Virgin Australia boss Paul Scurrah is expected to announce his departure from the airline within days following the company’s takeover by American private equity firm Bain Capital.
Mr Scurrah’s imminent exit has heightened fears that Bain will renege on earlier assurances and strip Virgin back to a budget airline with a limited network, leaving Qantas with a monopoly over full-service air travel in Australia.
Several well-placed sources, who spoke on the condition of anonymity to discuss confidential matters, said Mr Scurrah and Bain were negotiating his exit on Wednesday afternoon.
A spokesman for Bain, which bought Virgin in a fierce auction after it collapsed into voluntary administration in April owing $6.8 billion, declined to comment on Mr Scurrah’s future on Wednesday.
‘”This [Mr Scurrah’s exit] has been widely speculated but the ongoing denials from Bain have until now shut it down,” said one company source.
Another said company insiders had expected Bain to replace all of Virgin’s senior executives and management, with former Jetstar boss Jayne Hrdlicka – a former Bain executive who advised the firm on its bid for Virgin – expected to play a key role.
“We think they’re going down a budget path, and Paul doesn’t have budget carrier experience” the senior management source said.
Mr Scurrah successfully talked Bain around to backing his view, after the private equity firm’s local boss Mike Murphy earlier said he envisioned Virgin as a “hybrid” airline operating somewhere between Qantas and Jetstar.
Mr Scurrah’s ongoing involvement at the airline and vision for it to remain a full-service carrier with international operations was critical for Bain to win the support of Virgin’s 9000 workers over and vote in favour of its takeover offer last month.
The Transport Workers Union said it had suspended negotiations with Bain over a new enterprise bargaining agreement, and believed Bain was reneging on its commitment to maximise jobs, maintain a full-capacity network, full-service offering and to fly internationally.

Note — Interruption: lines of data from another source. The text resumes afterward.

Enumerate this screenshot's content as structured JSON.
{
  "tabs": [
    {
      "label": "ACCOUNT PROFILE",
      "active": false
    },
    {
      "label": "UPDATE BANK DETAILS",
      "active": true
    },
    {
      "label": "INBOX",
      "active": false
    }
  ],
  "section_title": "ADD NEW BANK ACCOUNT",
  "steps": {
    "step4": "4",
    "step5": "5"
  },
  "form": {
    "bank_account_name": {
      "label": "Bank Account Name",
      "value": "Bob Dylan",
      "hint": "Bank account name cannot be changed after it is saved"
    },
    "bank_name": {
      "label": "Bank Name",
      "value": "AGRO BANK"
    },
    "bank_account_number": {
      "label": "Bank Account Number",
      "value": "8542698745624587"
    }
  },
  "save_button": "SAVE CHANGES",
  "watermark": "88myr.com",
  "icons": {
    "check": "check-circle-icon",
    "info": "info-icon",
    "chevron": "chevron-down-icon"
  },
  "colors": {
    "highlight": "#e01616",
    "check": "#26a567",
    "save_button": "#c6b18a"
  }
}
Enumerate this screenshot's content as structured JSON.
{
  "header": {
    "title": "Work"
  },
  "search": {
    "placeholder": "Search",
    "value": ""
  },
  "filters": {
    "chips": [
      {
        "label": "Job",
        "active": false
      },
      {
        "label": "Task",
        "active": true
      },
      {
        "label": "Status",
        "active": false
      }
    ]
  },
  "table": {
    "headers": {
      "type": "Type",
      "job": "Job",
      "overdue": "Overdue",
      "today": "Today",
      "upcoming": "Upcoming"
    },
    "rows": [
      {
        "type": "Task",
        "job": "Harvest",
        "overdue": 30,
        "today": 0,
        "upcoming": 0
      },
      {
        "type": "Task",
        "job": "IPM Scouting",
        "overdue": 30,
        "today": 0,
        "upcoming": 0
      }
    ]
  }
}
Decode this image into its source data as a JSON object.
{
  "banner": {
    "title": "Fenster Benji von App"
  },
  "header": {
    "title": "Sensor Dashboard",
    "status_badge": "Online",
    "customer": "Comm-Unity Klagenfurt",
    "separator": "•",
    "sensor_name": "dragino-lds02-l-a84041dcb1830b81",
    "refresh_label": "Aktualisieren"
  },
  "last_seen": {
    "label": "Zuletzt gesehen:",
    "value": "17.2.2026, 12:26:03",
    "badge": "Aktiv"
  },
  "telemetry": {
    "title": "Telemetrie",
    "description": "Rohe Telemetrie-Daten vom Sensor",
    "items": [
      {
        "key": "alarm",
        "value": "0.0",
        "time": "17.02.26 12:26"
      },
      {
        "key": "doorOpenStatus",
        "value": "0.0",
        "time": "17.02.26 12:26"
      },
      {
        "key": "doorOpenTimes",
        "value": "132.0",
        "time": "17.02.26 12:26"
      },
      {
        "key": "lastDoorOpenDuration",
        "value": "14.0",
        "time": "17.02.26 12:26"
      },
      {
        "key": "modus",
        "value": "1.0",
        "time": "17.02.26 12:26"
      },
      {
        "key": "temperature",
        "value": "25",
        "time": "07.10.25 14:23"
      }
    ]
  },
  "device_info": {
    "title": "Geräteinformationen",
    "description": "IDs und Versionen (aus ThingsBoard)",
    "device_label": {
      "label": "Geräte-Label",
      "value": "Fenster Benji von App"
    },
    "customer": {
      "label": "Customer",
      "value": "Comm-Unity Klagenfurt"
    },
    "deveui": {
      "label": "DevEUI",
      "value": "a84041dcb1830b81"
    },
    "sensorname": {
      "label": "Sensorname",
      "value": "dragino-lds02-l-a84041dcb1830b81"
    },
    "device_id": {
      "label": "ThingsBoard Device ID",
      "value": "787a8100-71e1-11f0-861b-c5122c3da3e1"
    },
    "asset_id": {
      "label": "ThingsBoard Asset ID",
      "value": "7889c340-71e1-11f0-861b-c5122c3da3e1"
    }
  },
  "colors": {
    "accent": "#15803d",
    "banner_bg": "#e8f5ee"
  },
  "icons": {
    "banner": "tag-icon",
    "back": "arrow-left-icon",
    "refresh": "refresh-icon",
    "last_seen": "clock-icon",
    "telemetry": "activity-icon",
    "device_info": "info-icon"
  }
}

“The ink is not yet dry on the sale of Virgin and it appears that private equity firm Bain Capital are behaving as we feared: ripping out the heart of Virgin and reneging on promises to the Australian people,” TWU national secretary Michael Kaine said in a statement.
“If the plan and scope of the airline as outlined in August by Bain Capital has already been scrapped then this is a serious betrayal that must be addressed.”
A suite of senior executives have quietly left Virgin in recent weeks following the approval of Bain’s takeover, but their departures have not been announced publicly. That includes chief strategy officer Michael Jones, head of corporate sale Anne Elliot and general manager of alliances and international sales Phil Squires.
One of the company insiders said that before the all-important creditors vote last month, “Bain were saying all the nice things about keeping as much of the workforce as possible”.
“But now, being a private equity firm, they are likely to cut as much as can,” they said.